EN
This paper is a defence of the conception of forgiveness as a reciprocal action. This claim, though often taken for granted, deserves close examination. For J. Derrida, for instance, true forgiveness follows hyperbolic ethics, i.e. the ethics of “abundance” or “over-abundance” in which forgiveness is conferred unconditionally, regardless of the offender’s acknowledgement of his/her guilt. Contrary to this standpoint, and drawing on V. Jankélévitch and P. Ricœur, as well as on current debates on forgiveness, the paper tries to show that although guilt is transcended infinitely by forgiveness and its generosity, the forgiveness itself still must have a sense.

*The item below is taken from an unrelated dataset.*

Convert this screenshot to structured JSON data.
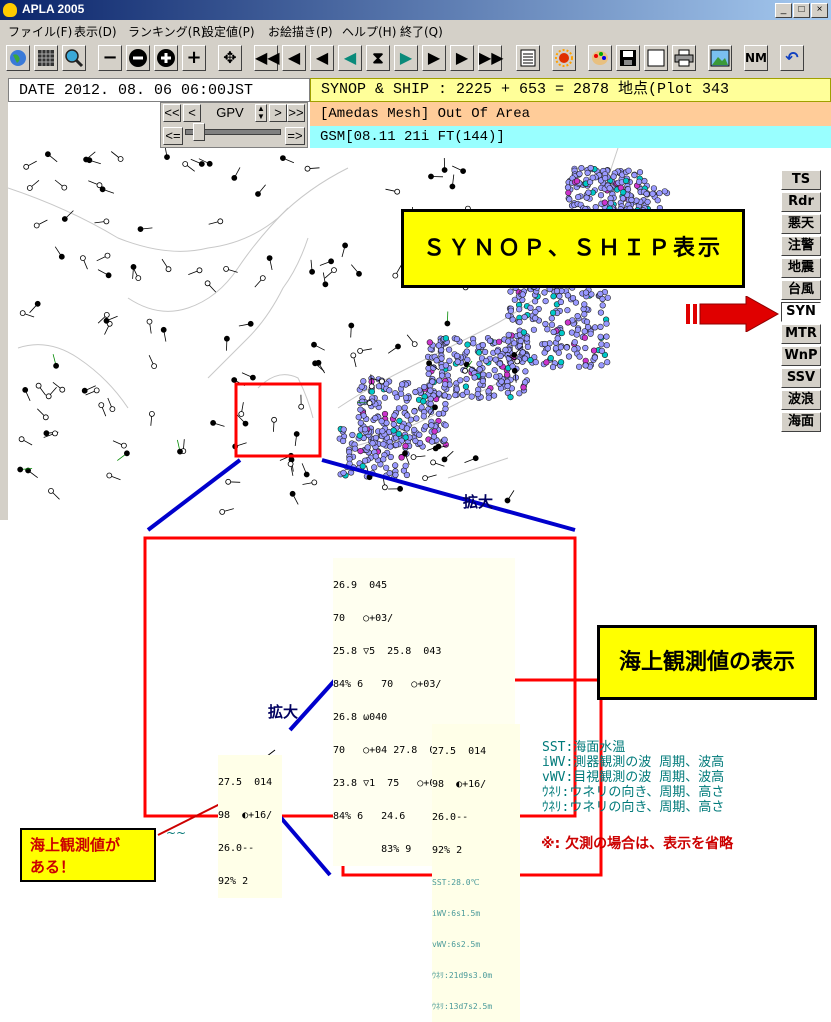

And the latter is dependent on a personal face-to-face relationship between the one conferring forgiveness and the offender.
DE
Gegenstand des Aufsatzes ist die Verteidigung der These, dass die Vergebung ein auf Reziprozität beruhender Akt ist. Diese Behauptung ist nicht so selbstverständlich, wie es scheinen könnte. In den Intentionen der Überlegungen z. B. von J. Derrida wird die wahre Vergebung von der hyperbolischen Ethik geleitet, d.h. von der Ethik „des Überflusses“, des Übermaßes, die unbedingt verzeiht und zwar ungeachtet dessen, ob der Schuldige seine Schuld bekannte oder nicht bekannte. Im Gegensatz zu dieser Ansicht und ausgehend von Ansätzen von V. Jankélévitch, P. Ricœur, aber auch von aktuellen Diskussionen über die Vergebung soll mit dem vorliegenden Beitrag aufgezeigt werden, dass die Vergebung mit ihrer Großzügigkeit zwar die Schuld unendlich überschreitet, dabei aber Sinn haben muss. Und dieser Sinn ist bedingt durch die persönliche Beziehung „von Angesicht zu Angesicht“ zwischen dem Vergebenden und dem Schuldigen.